You can get a transpose of the DataFrame with the .T attribute:

staff.T

You can also access columns like this, with dot-notation. Occasionally this breaks if there is a conflict with a UFunc name, like ‘count’:

staff.Name

You can add new columns. Later we’ll see how to do this as a function of existing columns:

staff['Fulltime'] = True
staff.head()

Use .describe() to get summary statistics:

staff.describe()

Use .quantile() to get quantiles:

df = pd.DataFrame([2, 3, 1, 4, 3, 5, 2, 6, 3])
df.quantile(q=[0.25, 0.75])

Use .drop() to remove rows. This will return a copy with the modifications and leave the original untouched unless you include the argument inplace=True.

staff.drop([1])
# Note that because we didn't say inplace=True,
# the original is unchanged
staff

There are many ways to construct a DataFrame. For example, from a Series or dictionary of Series, from a list of Python dicts, or from a 2-D NumPy array. There are also utility functions to read data from disk into a DataFrame, e.g. from a .csv file or an Excel spreadsheet. We’ll cover some of these later.

Many DataFrame operations take an axis argument which defaults to zero. This specifies whether we want to apply the operation by rows (axis=0) or by columns (axis=1).
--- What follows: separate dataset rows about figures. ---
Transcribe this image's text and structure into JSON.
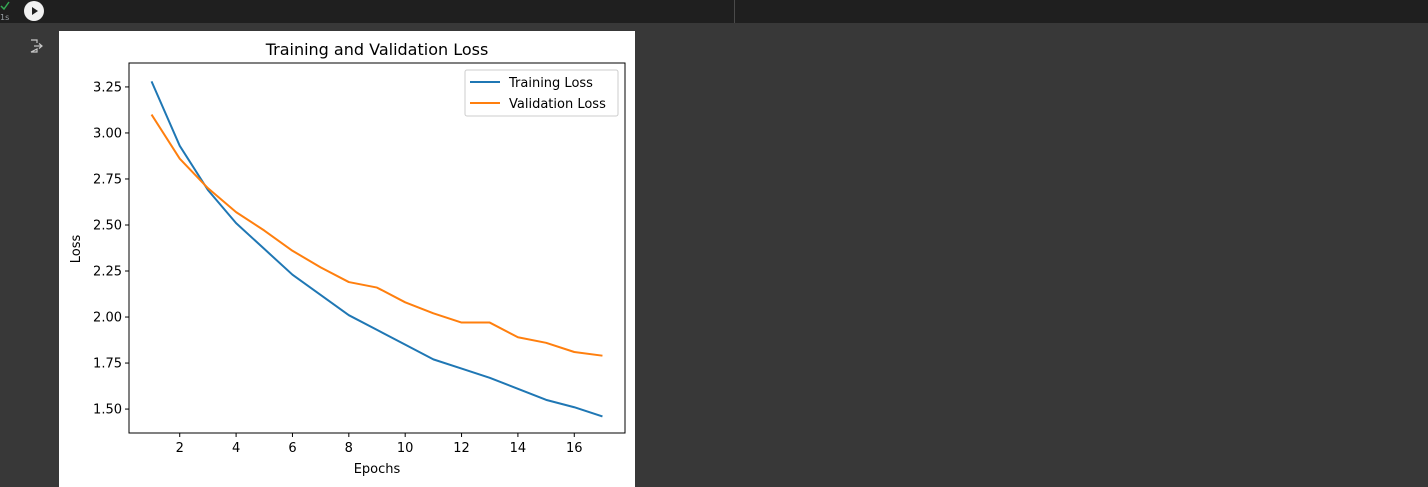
{
  "cell": {
    "status_icon": "check-icon",
    "exec_time": "1s",
    "run_icon": "play-icon",
    "output_icon": "output-redirect-icon"
  },
  "colors": {
    "training": "#1f77b4",
    "validation": "#ff7f0e",
    "status_ok": "#34a853"
  },
  "chart_data": {
    "type": "line",
    "title": "Training and Validation Loss",
    "xlabel": "Epochs",
    "ylabel": "Loss",
    "xlim": [
      0.2,
      17.8
    ],
    "ylim": [
      1.37,
      3.38
    ],
    "xticks": [
      2,
      4,
      6,
      8,
      10,
      12,
      14,
      16
    ],
    "yticks": [
      1.5,
      1.75,
      2.0,
      2.25,
      2.5,
      2.75,
      3.0,
      3.25
    ],
    "ytick_labels": [
      "1.50",
      "1.75",
      "2.00",
      "2.25",
      "2.50",
      "2.75",
      "3.00",
      "3.25"
    ],
    "grid": false,
    "legend_position": "top-right",
    "x": [
      1,
      2,
      3,
      4,
      5,
      6,
      7,
      8,
      9,
      10,
      11,
      12,
      13,
      14,
      15,
      16,
      17
    ],
    "series": [
      {
        "name": "Training Loss",
        "values": [
          3.28,
          2.93,
          2.69,
          2.51,
          2.37,
          2.23,
          2.12,
          2.01,
          1.93,
          1.85,
          1.77,
          1.72,
          1.67,
          1.61,
          1.55,
          1.51,
          1.46
        ]
      },
      {
        "name": "Validation Loss",
        "values": [
          3.1,
          2.86,
          2.7,
          2.57,
          2.47,
          2.36,
          2.27,
          2.19,
          2.16,
          2.08,
          2.02,
          1.97,
          1.97,
          1.89,
          1.86,
          1.81,
          1.79
        ]
      }
    ]
  }
}
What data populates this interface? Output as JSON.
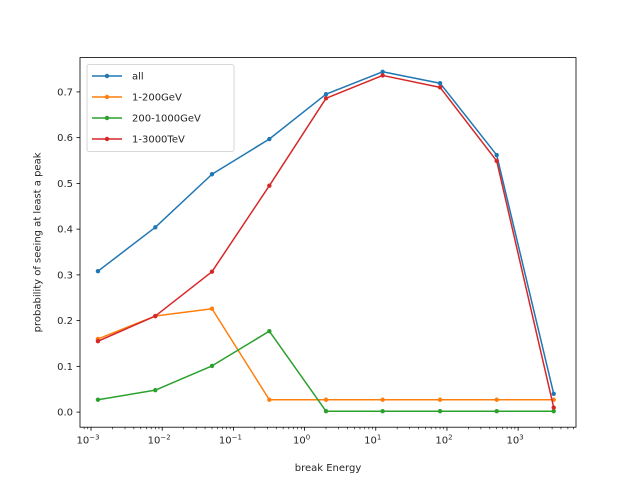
{
  "chart_data": {
    "type": "line",
    "xscale": "log",
    "xlabel": "break Energy",
    "ylabel": "probability of seeing at least a peak",
    "xlim": [
      0.0007,
      6500
    ],
    "ylim": [
      -0.033,
      0.775
    ],
    "x": [
      0.00125,
      0.008,
      0.05,
      0.32,
      2,
      12.5,
      80,
      500,
      3160
    ],
    "x_ticks": [
      {
        "value": 0.001,
        "label": "10",
        "exp": "−3"
      },
      {
        "value": 0.01,
        "label": "10",
        "exp": "−2"
      },
      {
        "value": 0.1,
        "label": "10",
        "exp": "−1"
      },
      {
        "value": 1,
        "label": "10",
        "exp": "0"
      },
      {
        "value": 10,
        "label": "10",
        "exp": "1"
      },
      {
        "value": 100,
        "label": "10",
        "exp": "2"
      },
      {
        "value": 1000,
        "label": "10",
        "exp": "3"
      }
    ],
    "y_ticks": [
      "0.0",
      "0.1",
      "0.2",
      "0.3",
      "0.4",
      "0.5",
      "0.6",
      "0.7"
    ],
    "grid": false,
    "legend_position": "top-left",
    "series": [
      {
        "name": "all",
        "color": "#1f77b4",
        "values": [
          0.308,
          0.404,
          0.52,
          0.597,
          0.695,
          0.744,
          0.719,
          0.562,
          0.04
        ]
      },
      {
        "name": "1-200GeV",
        "color": "#ff7f0e",
        "values": [
          0.16,
          0.21,
          0.226,
          0.027,
          0.027,
          0.027,
          0.027,
          0.027,
          0.027
        ]
      },
      {
        "name": "200-1000GeV",
        "color": "#2ca02c",
        "values": [
          0.027,
          0.048,
          0.101,
          0.177,
          0.002,
          0.002,
          0.002,
          0.002,
          0.002
        ]
      },
      {
        "name": "1-3000TeV",
        "color": "#d62728",
        "values": [
          0.155,
          0.21,
          0.307,
          0.495,
          0.686,
          0.736,
          0.71,
          0.549,
          0.01
        ]
      }
    ]
  }
}
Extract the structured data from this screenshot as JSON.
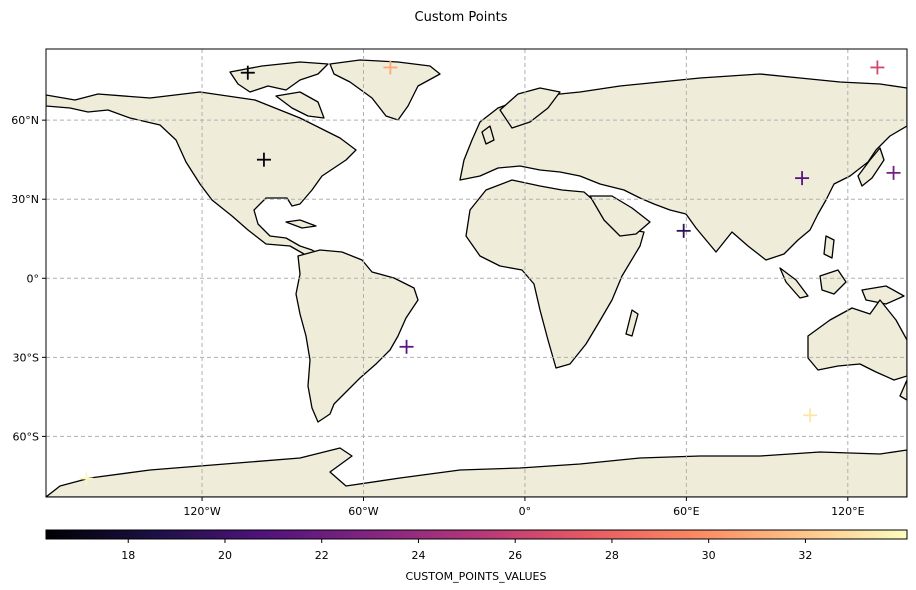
{
  "title": "Custom Points",
  "map": {
    "projection": "PlateCarree",
    "extent": {
      "lon": [
        -178,
        142
      ],
      "lat": [
        -83,
        87
      ]
    },
    "land_color": "#efedda",
    "coast_color": "#000000",
    "grid": {
      "on": true,
      "style": "dashed",
      "color": "#b0b0b0",
      "lon_values": [
        -120,
        -60,
        0,
        60,
        120
      ],
      "lat_values": [
        60,
        30,
        0,
        -30,
        -60
      ]
    }
  },
  "axes": {
    "x_ticks": [
      "120°W",
      "60°W",
      "0°",
      "60°E",
      "120°E"
    ],
    "y_ticks": [
      "60°N",
      "30°N",
      "0°",
      "30°S",
      "60°S"
    ]
  },
  "chart_data": {
    "type": "scatter",
    "marker": "plus",
    "colormap": "magma",
    "points": [
      {
        "lon": -103,
        "lat": 78,
        "value": 16.5
      },
      {
        "lon": -97,
        "lat": 45,
        "value": 16.6
      },
      {
        "lon": -50,
        "lat": 80,
        "value": 30.9
      },
      {
        "lon": -44,
        "lat": -26,
        "value": 21.3
      },
      {
        "lon": 59,
        "lat": 18,
        "value": 19.2
      },
      {
        "lon": 103,
        "lat": 38,
        "value": 21.0
      },
      {
        "lon": 106,
        "lat": -52,
        "value": 33.2
      },
      {
        "lon": 131,
        "lat": 80,
        "value": 26.4
      },
      {
        "lon": 137,
        "lat": 40,
        "value": 22.4
      },
      {
        "lon": -163,
        "lat": -76,
        "value": 33.9
      }
    ],
    "colorbar": {
      "label": "CUSTOM_POINTS_VALUES",
      "range": [
        16.3,
        34.1
      ],
      "ticks": [
        "18",
        "20",
        "22",
        "24",
        "26",
        "28",
        "30",
        "32"
      ],
      "tick_values": [
        18,
        20,
        22,
        24,
        26,
        28,
        30,
        32
      ]
    }
  }
}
You can drop columns if you specify axis=1:

staff.drop(["Fulltime"], axis=1)

Another way to remove a column in-place is to use del:

del staff["Department"]
staff

You can change the index to be some other column. If you want to save the existing index, then first add it as a new column:

staff['Number'] = staff.index
staff
# Now we can set the new index. This is a destructive
# operation that discards the old index, which is
# why we saved it as a new column first.
staff = staff.set_index('Name')
staff

Alternatively you can promote the index to a column and go back to a numeric index with reset_index():

staff = staff.reset_index()
staff
example_data = {'animal': ['cat', 'cat', 'snake', 'dog', 'dog', 'cat', 'snake', 'cat', 'dog', 'dog'],
           'age': [2.5, 3, 0.5, np.nan, 5, 2, 4.5, np.nan, 7, 3],
           'visits': [1, 3, 2, 3, 2, 3, 1, 1, 2, 1],
           'priority': ['yes', 'yes', 'no', 'yes', 'no', 'no', 'no', 'yes', 'no', 'no']}
# Put your code to create the DataFrame here
# Generate a summary of the data
# Calculate the sum of all the visits (the total number of visits)

Turning in homeworks

When you are finished with this notebook. Save your work in order to turn it in. To do this select File->Download As…->PDF.

Homeworks will be submitted according to the instructions provided in class.